Many employers have been choosing health-care plans that involve a “narrow network,” which means insurance is covered under one health system in exchange for a lower rate. As far as streamlined health-care systems go, Tabor said keeping care under one roof leads to better managed health, especially for high-risk cases.

“There can be a loss of choice, sometimes, for the employee, but you can also see an improvement,” he said. “There’s a better job managing what would be called chronic conditions. So there are lower rates, lower prices involved with that, but also we know we could manage someone’s conditions better.”

Tabor said the Indiana Hospital Association will be releasing a study within the coming weeks with numbers he believes are accurate representations of the hospital systems’ financial situation.

LEGISLATORS REACT


Indiana state Reps. Tim Brown, R-Crawfordsville, and Cindy Kirchhofer, R-Indianapolis, disagree with the term “monopoly” as defining nonprofit hospitals in Indiana.

“Monopoly is in the eye of the beholder in what people feel, patients feel, is related to their insurance company,” Brown said. “They don’t feel systems are necessary monopolistic. They care about the bottom line, ‘How much is it going to cost me?’” Brown, who is also the chairman of the Indiana House Ways and Means Committee, said the panel will be looking at the nonprofit hospitals’ revenue.

“Well, I think we’re going to investigate where the money is and how much,” he said. “The question surrounds the IRS form reporting. What are they required to put on them? Are they inflated numbers? Are they the real numbers? What are they doing?
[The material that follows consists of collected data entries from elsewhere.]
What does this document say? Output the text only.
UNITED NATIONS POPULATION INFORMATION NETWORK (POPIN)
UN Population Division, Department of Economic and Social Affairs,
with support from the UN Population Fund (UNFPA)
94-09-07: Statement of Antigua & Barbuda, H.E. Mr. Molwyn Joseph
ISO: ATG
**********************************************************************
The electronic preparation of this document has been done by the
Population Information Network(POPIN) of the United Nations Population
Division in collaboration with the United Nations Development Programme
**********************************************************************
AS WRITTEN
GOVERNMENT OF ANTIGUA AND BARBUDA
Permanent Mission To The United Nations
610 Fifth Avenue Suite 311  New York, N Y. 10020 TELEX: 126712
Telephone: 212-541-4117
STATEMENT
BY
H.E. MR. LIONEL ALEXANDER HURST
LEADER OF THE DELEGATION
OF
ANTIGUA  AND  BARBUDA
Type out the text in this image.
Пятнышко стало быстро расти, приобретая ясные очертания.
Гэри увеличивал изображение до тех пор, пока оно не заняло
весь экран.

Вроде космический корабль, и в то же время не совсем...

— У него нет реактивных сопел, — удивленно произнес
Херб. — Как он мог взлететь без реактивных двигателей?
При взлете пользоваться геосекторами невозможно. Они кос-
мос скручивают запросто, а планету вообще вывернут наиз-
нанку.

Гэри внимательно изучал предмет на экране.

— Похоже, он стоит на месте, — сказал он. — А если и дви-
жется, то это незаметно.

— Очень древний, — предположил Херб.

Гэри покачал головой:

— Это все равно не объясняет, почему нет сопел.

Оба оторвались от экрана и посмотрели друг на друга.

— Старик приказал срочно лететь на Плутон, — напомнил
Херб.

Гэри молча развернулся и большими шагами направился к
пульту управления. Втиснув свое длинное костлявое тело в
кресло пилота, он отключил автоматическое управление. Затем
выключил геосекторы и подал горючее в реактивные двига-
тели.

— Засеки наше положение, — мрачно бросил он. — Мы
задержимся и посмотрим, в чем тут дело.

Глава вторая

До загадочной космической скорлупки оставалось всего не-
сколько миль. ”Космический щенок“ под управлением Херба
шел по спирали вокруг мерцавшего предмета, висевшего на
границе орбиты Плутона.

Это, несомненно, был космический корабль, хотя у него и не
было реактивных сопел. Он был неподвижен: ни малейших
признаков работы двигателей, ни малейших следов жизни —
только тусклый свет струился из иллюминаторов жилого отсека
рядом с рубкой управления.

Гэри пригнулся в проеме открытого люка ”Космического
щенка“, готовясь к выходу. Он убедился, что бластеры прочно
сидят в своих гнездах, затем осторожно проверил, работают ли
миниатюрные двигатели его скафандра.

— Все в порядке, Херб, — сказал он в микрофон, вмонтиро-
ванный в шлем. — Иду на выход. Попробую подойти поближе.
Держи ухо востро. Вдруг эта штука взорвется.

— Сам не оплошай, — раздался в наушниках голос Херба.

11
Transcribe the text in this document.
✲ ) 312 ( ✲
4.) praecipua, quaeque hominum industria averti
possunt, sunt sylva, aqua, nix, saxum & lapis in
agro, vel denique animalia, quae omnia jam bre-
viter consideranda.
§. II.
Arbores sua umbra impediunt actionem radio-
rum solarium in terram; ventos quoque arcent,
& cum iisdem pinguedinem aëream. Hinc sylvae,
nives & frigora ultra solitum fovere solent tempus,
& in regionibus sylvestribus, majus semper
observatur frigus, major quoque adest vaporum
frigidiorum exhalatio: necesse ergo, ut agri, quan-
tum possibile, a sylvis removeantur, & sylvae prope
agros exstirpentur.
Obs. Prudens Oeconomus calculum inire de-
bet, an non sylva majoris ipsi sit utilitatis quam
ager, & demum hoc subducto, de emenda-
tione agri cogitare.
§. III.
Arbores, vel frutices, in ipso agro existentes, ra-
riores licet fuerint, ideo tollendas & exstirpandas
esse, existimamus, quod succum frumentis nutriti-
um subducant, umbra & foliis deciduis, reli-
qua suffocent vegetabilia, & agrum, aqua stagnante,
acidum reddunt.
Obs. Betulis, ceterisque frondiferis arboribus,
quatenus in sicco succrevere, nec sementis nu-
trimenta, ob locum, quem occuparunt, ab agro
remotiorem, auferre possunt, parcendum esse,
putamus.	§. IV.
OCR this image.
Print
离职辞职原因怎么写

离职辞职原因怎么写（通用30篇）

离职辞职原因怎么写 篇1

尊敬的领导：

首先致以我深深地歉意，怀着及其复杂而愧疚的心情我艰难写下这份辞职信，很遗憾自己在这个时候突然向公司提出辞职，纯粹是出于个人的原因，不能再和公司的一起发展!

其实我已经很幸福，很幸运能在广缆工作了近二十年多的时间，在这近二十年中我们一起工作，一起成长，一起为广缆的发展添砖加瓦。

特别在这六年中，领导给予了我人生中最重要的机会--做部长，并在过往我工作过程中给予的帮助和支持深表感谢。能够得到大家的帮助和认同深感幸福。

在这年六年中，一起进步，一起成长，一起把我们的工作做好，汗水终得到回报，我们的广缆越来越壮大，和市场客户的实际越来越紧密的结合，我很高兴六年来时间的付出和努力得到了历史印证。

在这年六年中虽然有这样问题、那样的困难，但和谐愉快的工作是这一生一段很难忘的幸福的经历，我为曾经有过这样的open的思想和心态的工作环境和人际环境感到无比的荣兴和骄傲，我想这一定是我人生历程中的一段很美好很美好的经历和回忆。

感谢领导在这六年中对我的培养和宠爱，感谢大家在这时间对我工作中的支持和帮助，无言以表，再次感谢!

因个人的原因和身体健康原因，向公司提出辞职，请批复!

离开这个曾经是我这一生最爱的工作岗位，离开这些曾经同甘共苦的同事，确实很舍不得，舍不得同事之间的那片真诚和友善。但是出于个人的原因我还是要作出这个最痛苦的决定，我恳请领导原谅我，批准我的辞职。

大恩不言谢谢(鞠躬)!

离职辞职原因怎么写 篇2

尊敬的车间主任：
If they’re not investing back into their communities, they kind of do destroy their not-for-profit status.

“But that doesn’t mean that we take away the not-for-profit status from the whole system or anything like that. Not-for-profit hospitals in the state of Indiana are very, very important.”

Both legislators have unique experience in the health-care field. Brown is a retired medical doctor and Kirchhoffer works in administration at Franciscan Alliance.

THE NEXT STEP

Despite differing opinions across the board, all parties agree that transparency on hospital pricing and consumer literacy for those on Medicare, Medicaid or private insurance is an important next step in the right direction.

Kirchhofer said the healthcare issue is complex. She said legislators have had conversations surrounding costs of healthcare for years.

Finding exact pricing on procedures can be complicated. Tabor said the Indiana Hospital Association has an online database that allows people to search for procedure charges by hospital with a metric assessing quality of the hospital online at mycareinsight.org.